La complejidad es el trabajo de la política, y por tanto no vale como excusa. Se presupone. Explicar esa complejidad, "hacer pedagogía" como se decía antes, a gente por otro lado perfectamente capaz de entenderla si se le explica bien y, sobre todo, si se le dedica el tiempo suficiente, es quizás lo que ha olvidado la política. Ese olvido contribuye a la desafección propiciada en primer lugar por la corrupción, por supuesto, y por la excesiva judicialización de la crónica política, así como por la propia espectacularizacion y banalización mediática que ha padecido recientemente el debate político. No hace tanto tiempo que cierta clase política se congratulaba afanosamente del interés que suscitaba la política en programas televisivos de máxima audiencia sabatina capaces de rivalizar con los programas del corazón o los reality shows, sin advertir la trampa que ello encerraba.

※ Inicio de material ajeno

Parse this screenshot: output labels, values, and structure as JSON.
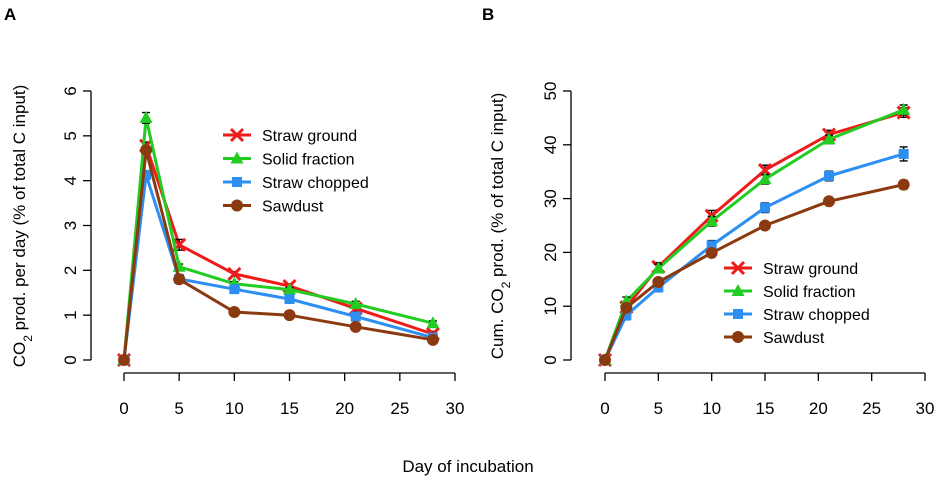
{
  "figure": {
    "shared_xlabel": "Day of incubation"
  },
  "chart_data": [
    {
      "panel": "A",
      "type": "line",
      "title": "",
      "xlabel": "",
      "ylabel_parts": [
        "CO",
        "2",
        " prod. per day (% of total C input)"
      ],
      "xlim": [
        0,
        30
      ],
      "ylim": [
        0,
        6
      ],
      "xticks": [
        0,
        5,
        10,
        15,
        20,
        25,
        30
      ],
      "yticks": [
        0,
        1,
        2,
        3,
        4,
        5,
        6
      ],
      "legend_position": "top-right",
      "grid": false,
      "series": [
        {
          "name": "Straw ground",
          "color": "#ee1b1b",
          "marker": "x",
          "x": [
            0,
            2,
            5,
            10,
            15,
            21,
            28
          ],
          "y": [
            0,
            4.78,
            2.57,
            1.92,
            1.65,
            1.15,
            0.58
          ],
          "err": [
            0.02,
            0.08,
            0.12,
            0.05,
            0.05,
            0.08,
            0.06
          ]
        },
        {
          "name": "Solid fraction",
          "color": "#22cc22",
          "marker": "triangle",
          "x": [
            0,
            2,
            5,
            10,
            15,
            21,
            28
          ],
          "y": [
            0,
            5.4,
            2.08,
            1.7,
            1.57,
            1.25,
            0.82
          ],
          "err": [
            0.02,
            0.12,
            0.06,
            0.05,
            0.05,
            0.06,
            0.05
          ]
        },
        {
          "name": "Straw chopped",
          "color": "#2e8ff2",
          "marker": "square",
          "x": [
            0,
            2,
            5,
            10,
            15,
            21,
            28
          ],
          "y": [
            0,
            4.13,
            1.81,
            1.58,
            1.36,
            0.97,
            0.5
          ],
          "err": [
            0.02,
            0.08,
            0.07,
            0.08,
            0.08,
            0.07,
            0.05
          ]
        },
        {
          "name": "Sawdust",
          "color": "#8b3a0f",
          "marker": "circle",
          "x": [
            0,
            2,
            5,
            10,
            15,
            21,
            28
          ],
          "y": [
            0,
            4.68,
            1.8,
            1.07,
            1.0,
            0.74,
            0.45
          ],
          "err": [
            0.02,
            0.06,
            0.05,
            0.04,
            0.04,
            0.05,
            0.05
          ]
        }
      ]
    },
    {
      "panel": "B",
      "type": "line",
      "title": "",
      "xlabel": "",
      "ylabel_parts": [
        "Cum. CO",
        "2",
        " prod. (% of total C input)"
      ],
      "xlim": [
        0,
        30
      ],
      "ylim": [
        0,
        50
      ],
      "xticks": [
        0,
        5,
        10,
        15,
        20,
        25,
        30
      ],
      "yticks": [
        0,
        10,
        20,
        30,
        40,
        50
      ],
      "legend_position": "bottom-right",
      "grid": false,
      "series": [
        {
          "name": "Straw ground",
          "color": "#ee1b1b",
          "marker": "x",
          "x": [
            0,
            2,
            5,
            10,
            15,
            21,
            28
          ],
          "y": [
            0,
            9.8,
            17.3,
            26.8,
            35.3,
            41.9,
            46.0
          ],
          "err": [
            0.2,
            0.8,
            0.8,
            1.0,
            0.9,
            0.8,
            0.9
          ]
        },
        {
          "name": "Solid fraction",
          "color": "#22cc22",
          "marker": "triangle",
          "x": [
            0,
            2,
            5,
            10,
            15,
            21,
            28
          ],
          "y": [
            0,
            10.9,
            17.0,
            25.8,
            33.6,
            41.0,
            46.5
          ],
          "err": [
            0.2,
            0.8,
            0.8,
            0.9,
            0.9,
            0.8,
            0.9
          ]
        },
        {
          "name": "Straw chopped",
          "color": "#2e8ff2",
          "marker": "square",
          "x": [
            0,
            2,
            5,
            10,
            15,
            21,
            28
          ],
          "y": [
            0,
            8.3,
            13.5,
            21.3,
            28.3,
            34.2,
            38.3
          ],
          "err": [
            0.2,
            0.8,
            0.8,
            0.9,
            0.9,
            0.9,
            1.3
          ]
        },
        {
          "name": "Sawdust",
          "color": "#8b3a0f",
          "marker": "circle",
          "x": [
            0,
            2,
            5,
            10,
            15,
            21,
            28
          ],
          "y": [
            0,
            9.7,
            14.5,
            19.9,
            25.0,
            29.5,
            32.6
          ],
          "err": [
            0.2,
            0.6,
            0.6,
            0.6,
            0.6,
            0.6,
            0.8
          ]
        }
      ]
    }
  ]
}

El debate político que explica los desafíos a los que nos enfrentamos como sociedad y los distintos enfoques para intentar solucionarlos y, sobre todo, que pone las posibles soluciones concretas encima de la mesa para su discusión pública, necesita sin duda canales de comunicación atractivos. Pero necesita sus propios canales de comunicación atractivos y, a poder ser, que no tomen a la opinión publica por idiota.
Quiero creer, aunque quizás sea en exceso voluntarista por mi parte, que habrá una reacción en defensa de la salud del sistema democrático antes de que todos esos fenómenos que he enunciado más arriba se organicen entre ellos y sean aún mucho más fuertes de lo que ya son. De lo contrario asistiremos a la voladura lenta pero controlada de la democracia tal y como la conocemos hasta la fecha.
Vivimos en sociedades complejas que exigen soluciones eficaces y eficientes, y las exigen ya. Es imperante e imperioso que las democracias europeas con la UE al frente abandonen las disertaciones sobre la complejidad macro y aporten soluciones concretas y palpables a los problemas cotidianos y lo hagan sin eternizarse, de forma visible y palpable para la ciudadanía media en su vida cotidiana. Es la mejor, sino la única, forma de relegitimarse democráticamente frente a una opinión pública cada vez más cansada y escéptica.
De lo contrario, estaremos avocados a tener que elegir entre la parálisis y el populismo, lo cual resultaría letal. En resumen, o reaccionamos y rápido, o lo que nos espera va a ser efectivamente bastante simple y hasta simplista. Aterradoramente simplista.